Di Luciano Moggi, quando era in auge, quando tutti avevano i suoi numeri di telefono (ce li hanno anche adesso), quando facevano tutti a gara a fargli da scendiletto, si diceva che sarebbe riuscito a vendere frigoriferi agli eschimesi. Ci riesce ancora e lo ha fatto anche nella recente assemblea degli azionisti della Juventus, consegnando ad Andrea Agnelli l’ormai famigerato cofanetto con la chiavetta contenente “le verità nascoste” di Calciopoli: ecco, in buona sostanza, ha venduto frigoriferi agli eschimesi perché di nascosto, in quella chiavetta, non c’era nulla che non fosse già conosciuto e scritto in decine di libri, anche di diverso orientamento. Intercettazioni comprese, insomma, davvero niente di nuovo. Ma all’amo hanno abboccato tutti. Radiato dal calcio, radiatissimo, Moggi è un uomo libero al quale nessuno ha in realtà intenzione di togliere la parola: va in tv e in radio – certo, non più in quelle che contano – a intervalli irregolari, firma con una certa frequenza su Libero, e in quei contesti come altrove narra sempre le sue verità, che poi sono le stesse che ha raccontato nel suo show all’assemblea di martedì (Moggi ha una manciata di quote del club, ne è un piccolo azionista e può dunque intervenire; resta tuttavia da valutare quanto se ne possa essere giovata la Juventus; verosimilmente ben poco), un’istrioneria considerabile come eccezionale solo da chi abbia dormito per gli ultimi quindici anni. In un contesto tribale – nel senso di estremamente parziale, davanti ad azionisti-tifosi, per gran parte – ha strappato più di un applauso, perché in casa bianconera la ferita non si è mai rimarginata ed esiste una certa deriva complottista che non si è mai rassegnata a plurime sentenze, mai assolutorie.
Anzi, quasi mai, perché anche se non cambia la sostanza, in realtà Moggi in qualche processo l’assoluzione l’ha ottenuta, dal ”sequestro” di Paparesta “chiuso dentro lo spogliatoio” secondo un’intercettazione, circostanza che il tribunale di Reggio Calabria dimostrò essere una boutade mai avvenuta (ed è in effetti incredibile che se ne sia dovuto occupare un tribunale), persino un’assoluzione (in primo grado e confermata in appello) dopo una querela per diffamazione intentata dalla famiglia di Giacinto Facchetti e nella quale invero le motivazioni del giudice erano ben più interessanti rispetto al contenuto della chiavetta.

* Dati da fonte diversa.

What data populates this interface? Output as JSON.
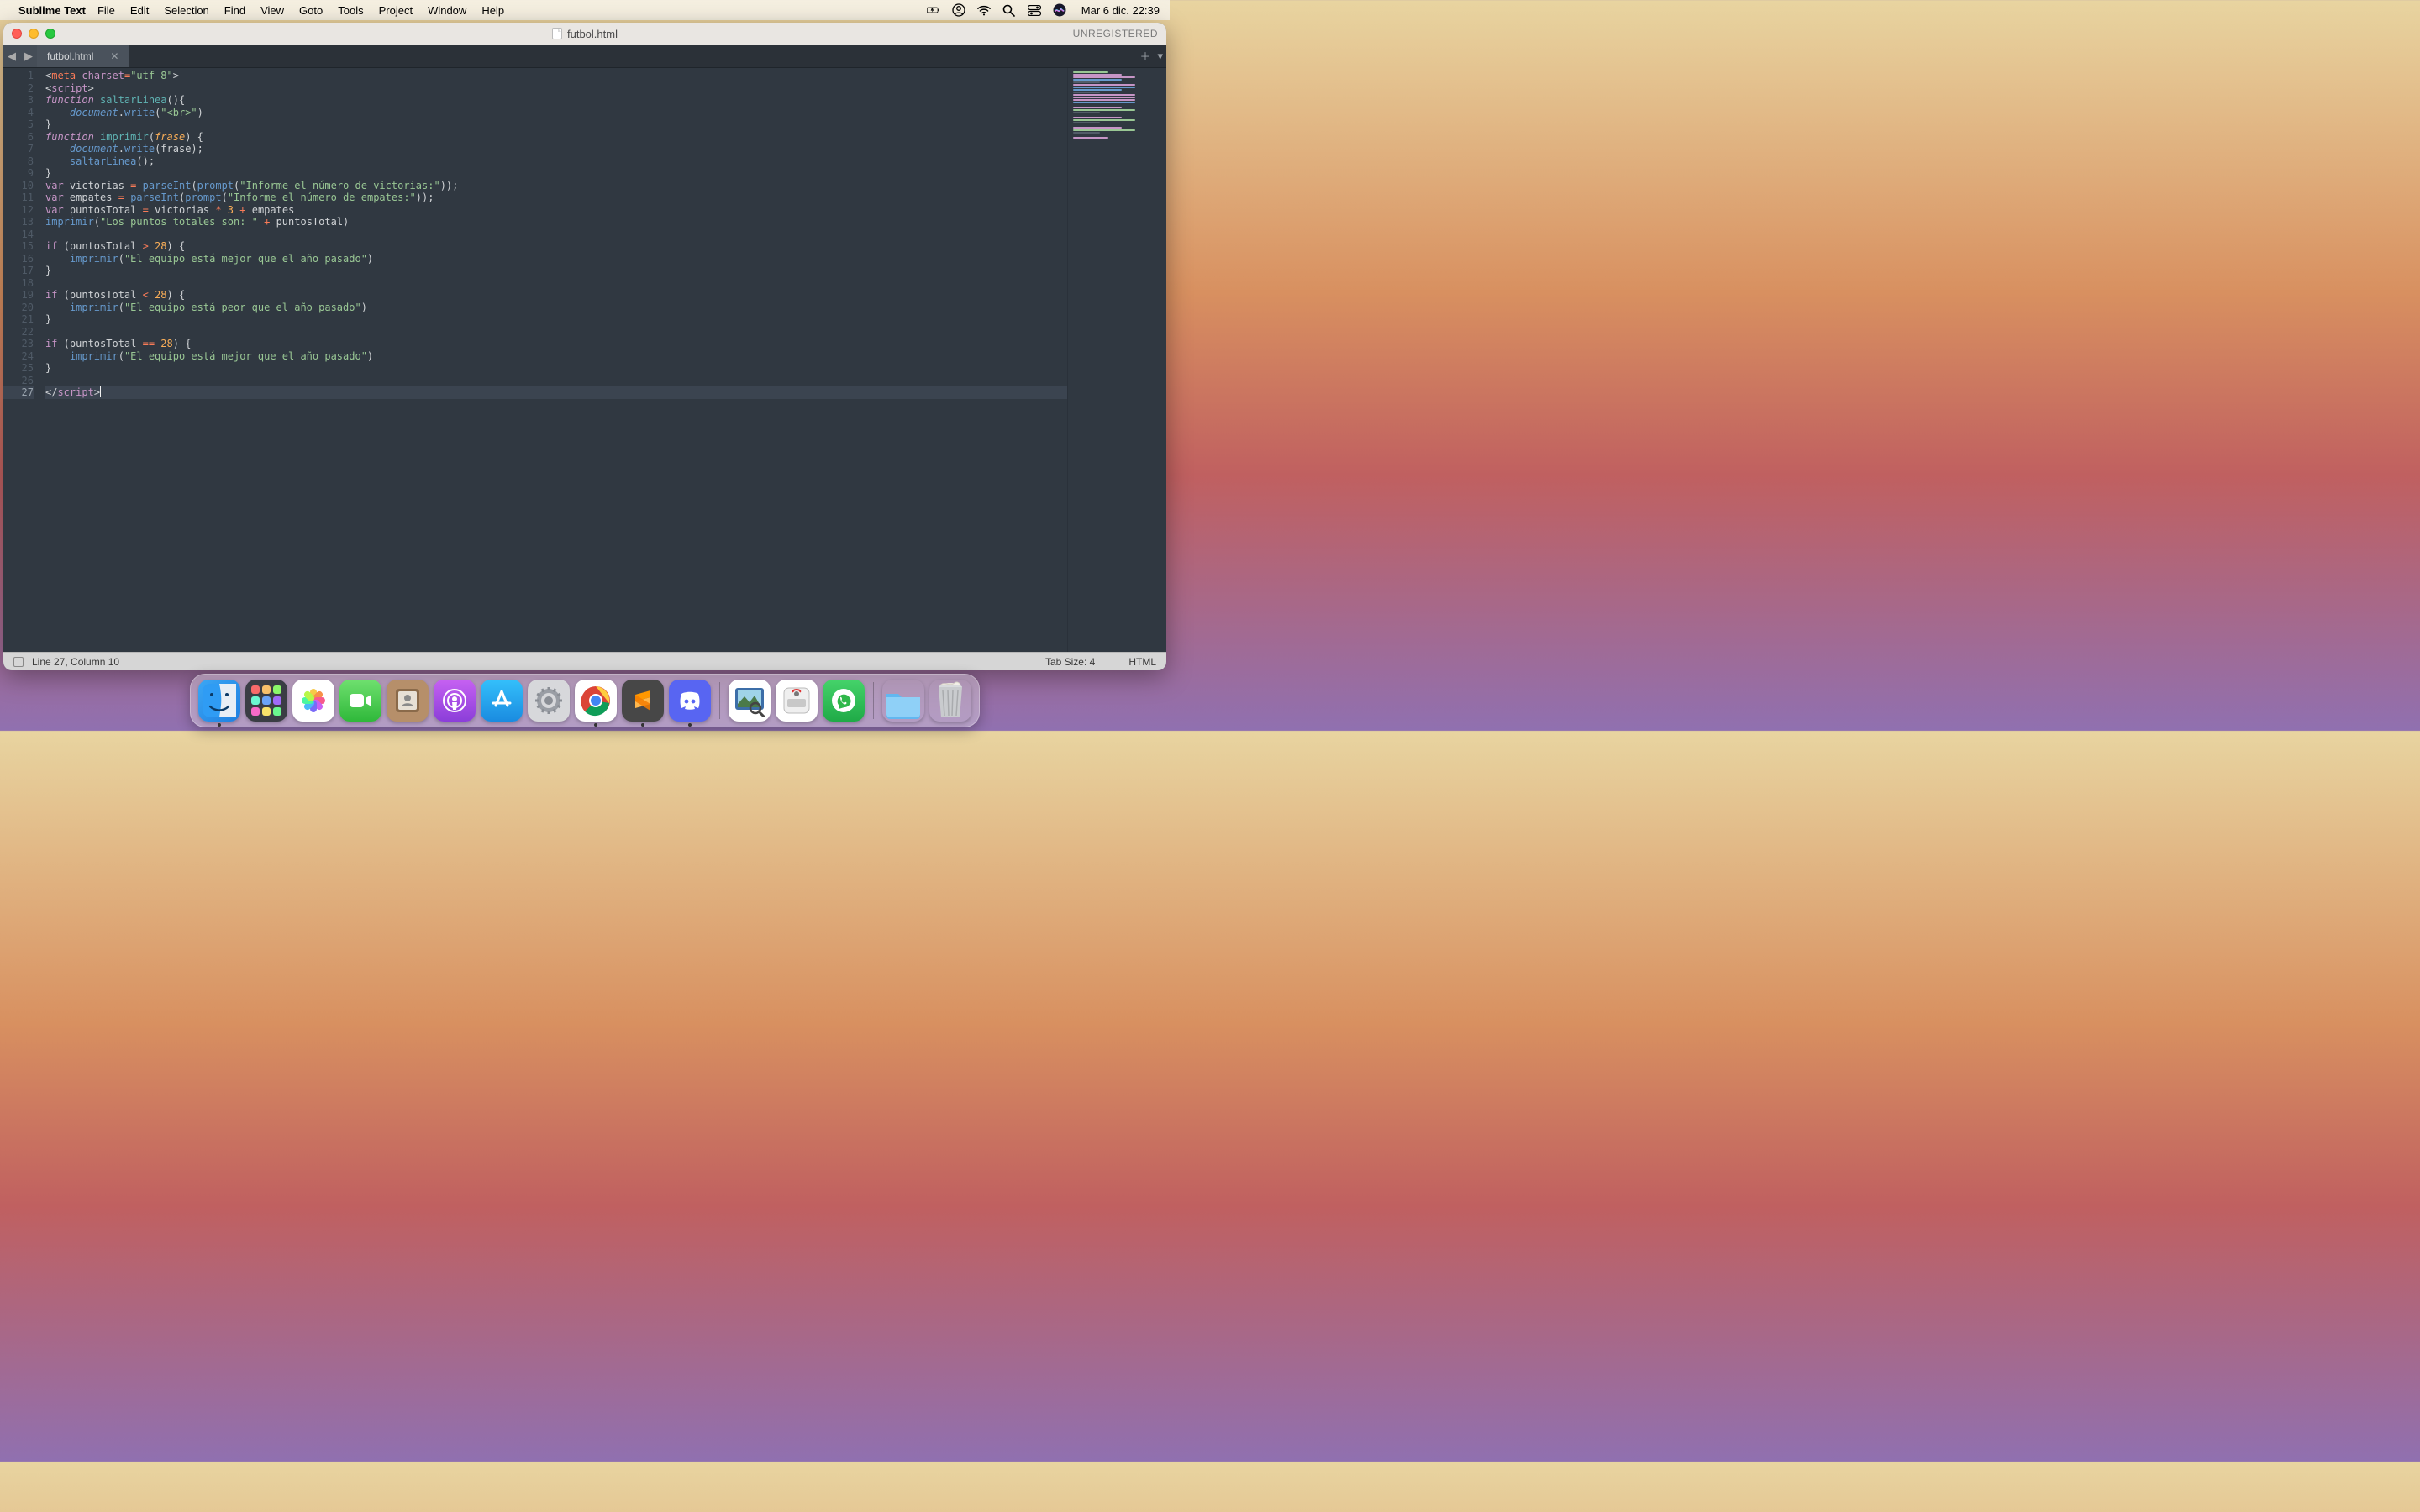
{
  "menubar": {
    "appname": "Sublime Text",
    "items": [
      "File",
      "Edit",
      "Selection",
      "Find",
      "View",
      "Goto",
      "Tools",
      "Project",
      "Window",
      "Help"
    ],
    "clock": "Mar 6 dic.  22:39"
  },
  "window": {
    "title": "futbol.html",
    "unregistered": "UNREGISTERED"
  },
  "tab": {
    "name": "futbol.html"
  },
  "statusbar": {
    "pos": "Line 27, Column 10",
    "tabsize": "Tab Size: 4",
    "lang": "HTML"
  },
  "code": {
    "active_line": 27,
    "lines": [
      [
        [
          "punc",
          "<"
        ],
        [
          "tag",
          "meta"
        ],
        [
          "punc",
          " "
        ],
        [
          "attr",
          "charset"
        ],
        [
          "op",
          "="
        ],
        [
          "str",
          "\"utf-8\""
        ],
        [
          "punc",
          ">"
        ]
      ],
      [
        [
          "punc",
          "<"
        ],
        [
          "script",
          "script"
        ],
        [
          "punc",
          ">"
        ]
      ],
      [
        [
          "kw",
          "function"
        ],
        [
          "punc",
          " "
        ],
        [
          "fn",
          "saltarLinea"
        ],
        [
          "punc",
          "(){"
        ]
      ],
      [
        [
          "punc",
          "    "
        ],
        [
          "obj",
          "document"
        ],
        [
          "punc",
          "."
        ],
        [
          "prop",
          "write"
        ],
        [
          "punc",
          "("
        ],
        [
          "str",
          "\"<br>\""
        ],
        [
          "punc",
          ")"
        ]
      ],
      [
        [
          "punc",
          "}"
        ]
      ],
      [
        [
          "kw",
          "function"
        ],
        [
          "punc",
          " "
        ],
        [
          "fn",
          "imprimir"
        ],
        [
          "punc",
          "("
        ],
        [
          "param",
          "frase"
        ],
        [
          "punc",
          ") {"
        ]
      ],
      [
        [
          "punc",
          "    "
        ],
        [
          "obj",
          "document"
        ],
        [
          "punc",
          "."
        ],
        [
          "prop",
          "write"
        ],
        [
          "punc",
          "("
        ],
        [
          "var",
          "frase"
        ],
        [
          "punc",
          ");"
        ]
      ],
      [
        [
          "punc",
          "    "
        ],
        [
          "fncall",
          "saltarLinea"
        ],
        [
          "punc",
          "();"
        ]
      ],
      [
        [
          "punc",
          "}"
        ]
      ],
      [
        [
          "kw2",
          "var"
        ],
        [
          "punc",
          " victorias "
        ],
        [
          "op",
          "="
        ],
        [
          "punc",
          " "
        ],
        [
          "fncall",
          "parseInt"
        ],
        [
          "punc",
          "("
        ],
        [
          "fncall",
          "prompt"
        ],
        [
          "punc",
          "("
        ],
        [
          "str",
          "\"Informe el número de victorias:\""
        ],
        [
          "punc",
          "));"
        ]
      ],
      [
        [
          "kw2",
          "var"
        ],
        [
          "punc",
          " empates "
        ],
        [
          "op",
          "="
        ],
        [
          "punc",
          " "
        ],
        [
          "fncall",
          "parseInt"
        ],
        [
          "punc",
          "("
        ],
        [
          "fncall",
          "prompt"
        ],
        [
          "punc",
          "("
        ],
        [
          "str",
          "\"Informe el número de empates:\""
        ],
        [
          "punc",
          "));"
        ]
      ],
      [
        [
          "kw2",
          "var"
        ],
        [
          "punc",
          " puntosTotal "
        ],
        [
          "op",
          "="
        ],
        [
          "punc",
          " victorias "
        ],
        [
          "op",
          "*"
        ],
        [
          "punc",
          " "
        ],
        [
          "num",
          "3"
        ],
        [
          "punc",
          " "
        ],
        [
          "op",
          "+"
        ],
        [
          "punc",
          " empates"
        ]
      ],
      [
        [
          "fncall",
          "imprimir"
        ],
        [
          "punc",
          "("
        ],
        [
          "str",
          "\"Los puntos totales son: \""
        ],
        [
          "punc",
          " "
        ],
        [
          "op",
          "+"
        ],
        [
          "punc",
          " puntosTotal)"
        ]
      ],
      [],
      [
        [
          "kw2",
          "if"
        ],
        [
          "punc",
          " (puntosTotal "
        ],
        [
          "op",
          ">"
        ],
        [
          "punc",
          " "
        ],
        [
          "num",
          "28"
        ],
        [
          "punc",
          ") {"
        ]
      ],
      [
        [
          "punc",
          "    "
        ],
        [
          "fncall",
          "imprimir"
        ],
        [
          "punc",
          "("
        ],
        [
          "str",
          "\"El equipo está mejor que el año pasado\""
        ],
        [
          "punc",
          ")"
        ]
      ],
      [
        [
          "punc",
          "}"
        ]
      ],
      [],
      [
        [
          "kw2",
          "if"
        ],
        [
          "punc",
          " (puntosTotal "
        ],
        [
          "op",
          "<"
        ],
        [
          "punc",
          " "
        ],
        [
          "num",
          "28"
        ],
        [
          "punc",
          ") {"
        ]
      ],
      [
        [
          "punc",
          "    "
        ],
        [
          "fncall",
          "imprimir"
        ],
        [
          "punc",
          "("
        ],
        [
          "str",
          "\"El equipo está peor que el año pasado\""
        ],
        [
          "punc",
          ")"
        ]
      ],
      [
        [
          "punc",
          "}"
        ]
      ],
      [],
      [
        [
          "kw2",
          "if"
        ],
        [
          "punc",
          " (puntosTotal "
        ],
        [
          "op",
          "=="
        ],
        [
          "punc",
          " "
        ],
        [
          "num",
          "28"
        ],
        [
          "punc",
          ") {"
        ]
      ],
      [
        [
          "punc",
          "    "
        ],
        [
          "fncall",
          "imprimir"
        ],
        [
          "punc",
          "("
        ],
        [
          "str",
          "\"El equipo está mejor que el año pasado\""
        ],
        [
          "punc",
          ")"
        ]
      ],
      [
        [
          "punc",
          "}"
        ]
      ],
      [],
      [
        [
          "punc",
          "</"
        ],
        [
          "script",
          "script"
        ],
        [
          "punc",
          ">"
        ]
      ]
    ]
  },
  "dock": {
    "items": [
      {
        "id": "finder",
        "label": "Finder",
        "running": true
      },
      {
        "id": "launchpad",
        "label": "Launchpad"
      },
      {
        "id": "photos",
        "label": "Photos"
      },
      {
        "id": "facetime",
        "label": "FaceTime"
      },
      {
        "id": "contacts",
        "label": "Contacts"
      },
      {
        "id": "podcasts",
        "label": "Podcasts"
      },
      {
        "id": "appstore",
        "label": "App Store"
      },
      {
        "id": "settings",
        "label": "System Preferences"
      },
      {
        "id": "chrome",
        "label": "Google Chrome",
        "running": true
      },
      {
        "id": "sublime",
        "label": "Sublime Text",
        "running": true
      },
      {
        "id": "discord",
        "label": "Discord",
        "running": true
      }
    ],
    "items2": [
      {
        "id": "preview",
        "label": "Preview"
      },
      {
        "id": "diskutil",
        "label": "Disk Utility"
      },
      {
        "id": "whatsapp",
        "label": "WhatsApp"
      }
    ],
    "items3": [
      {
        "id": "downloads",
        "label": "Downloads"
      },
      {
        "id": "trash",
        "label": "Trash"
      }
    ]
  }
}
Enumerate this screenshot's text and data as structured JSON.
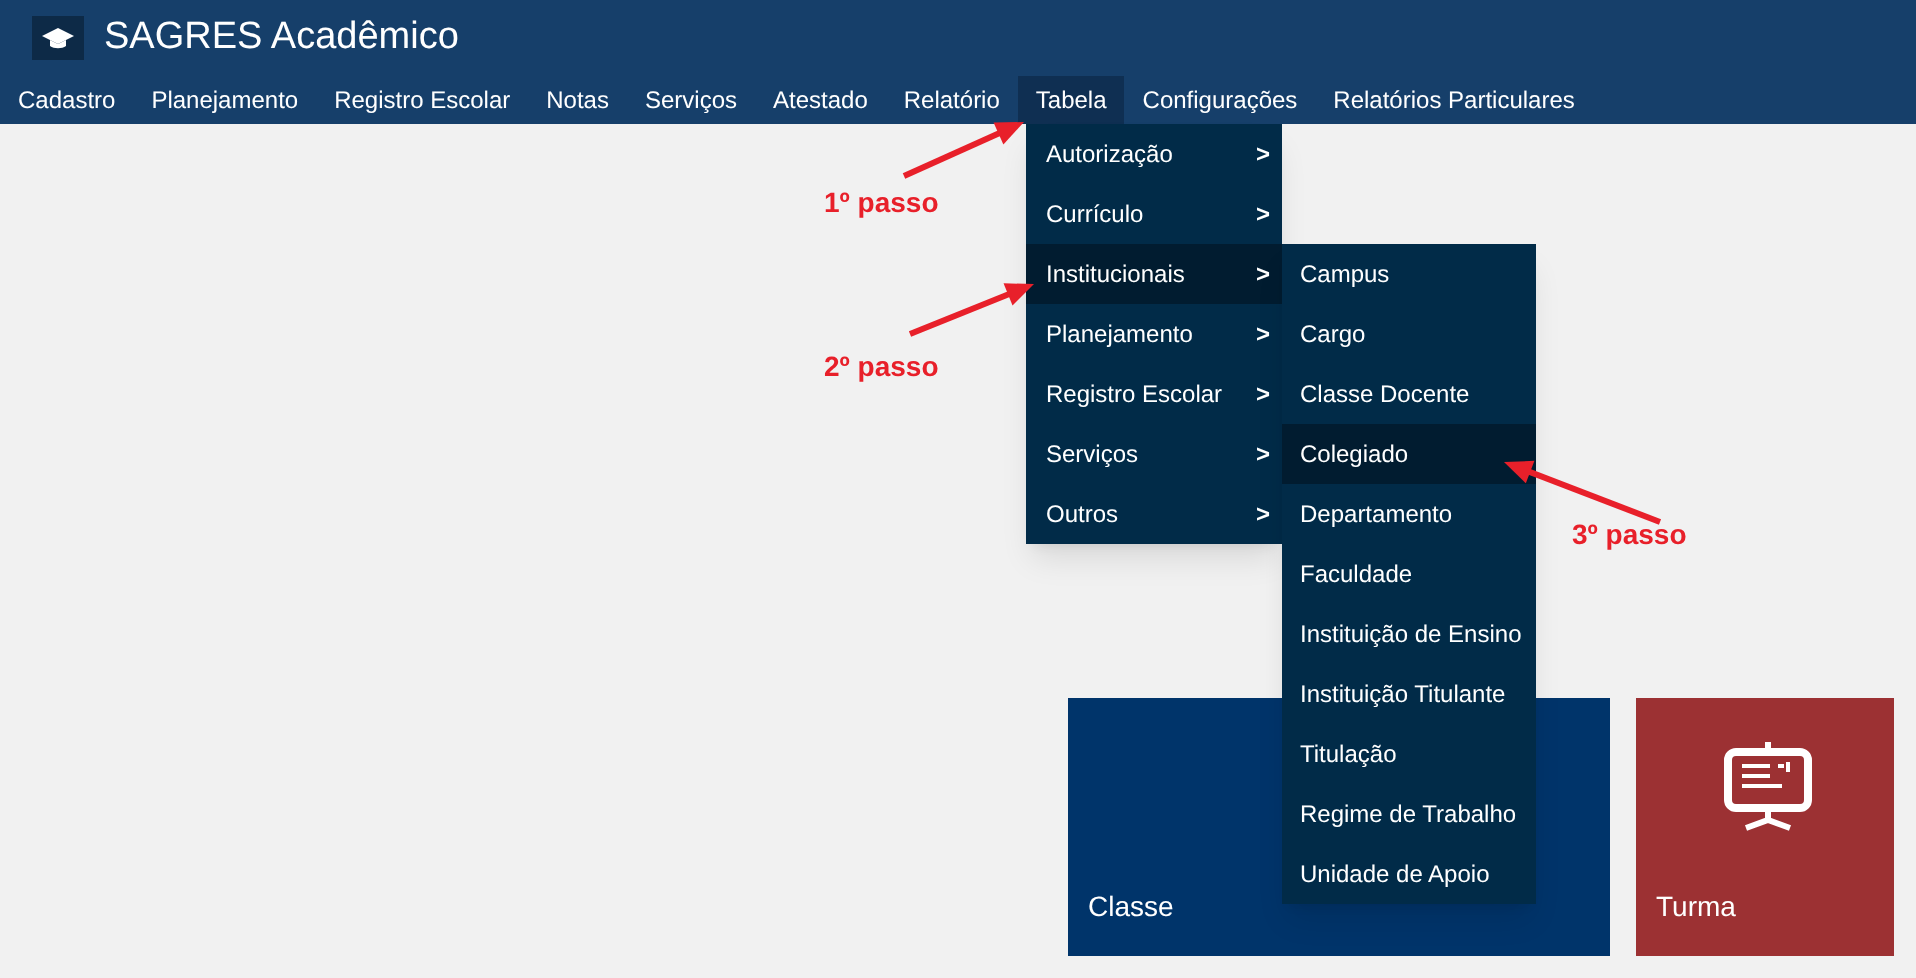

Caso che non verrà mai riaperto, perché la Figc per prima non ha intenzione di farlo ben sapendo che il processo sportivo fu quantomeno anomalo e tutt’altro che completo, e del resto le intercettazioni nella chiavetta di Moggi sono note da più di un decennio. Ma come l’ex dg della Juventus non si rassegnerà mai al modo in cui tutto si è concluso (e ciò che lo infastidisce di più è l’irrimediabile sputtanamento, al cospetto della santificazione di altri protagonisti), allo stesso modo la Federcalcio non ha mai fatto i conti con un processo lacunoso, limitandosi a difendere a spada tratta una giustizia federale spesso più che discutibile. Non saranno dunque le voci di Meani e Galliani, di Carraro e Bergamo a cambiare alcunché, non il “per carità che non favorisca la Juve”, il consiglio “se ti viene un dubbio, pensa a chi sta dietro”, la battuta di Meani a Rodomonti sul “presidente che manda anche te a fare il trapianto di capelli in Svizzera”; anche perché appunto sono agli atti da una dozzina d’anni e questo casomai non è un problema di verità nascoste, quanto casomai di scelte relative all’impianto accusatorio. Per questo l’ultima sceneggiata sul palco lascia il tempo che trova; quel suo intervento, alla fine, per coerenza non è diverso da quello del quasi coetaneo Berlusconi (classe 1936 l’ex premier, 1937 Moggi) che aizza i calciatori del Monza promettendo loro “un pullman di troie” in caso di vittorie importanti: ce l’hanno sempre in testa, uno il sesso femminile e l’altro Calciopoli, cos’altro vi sareste aspettati da loro?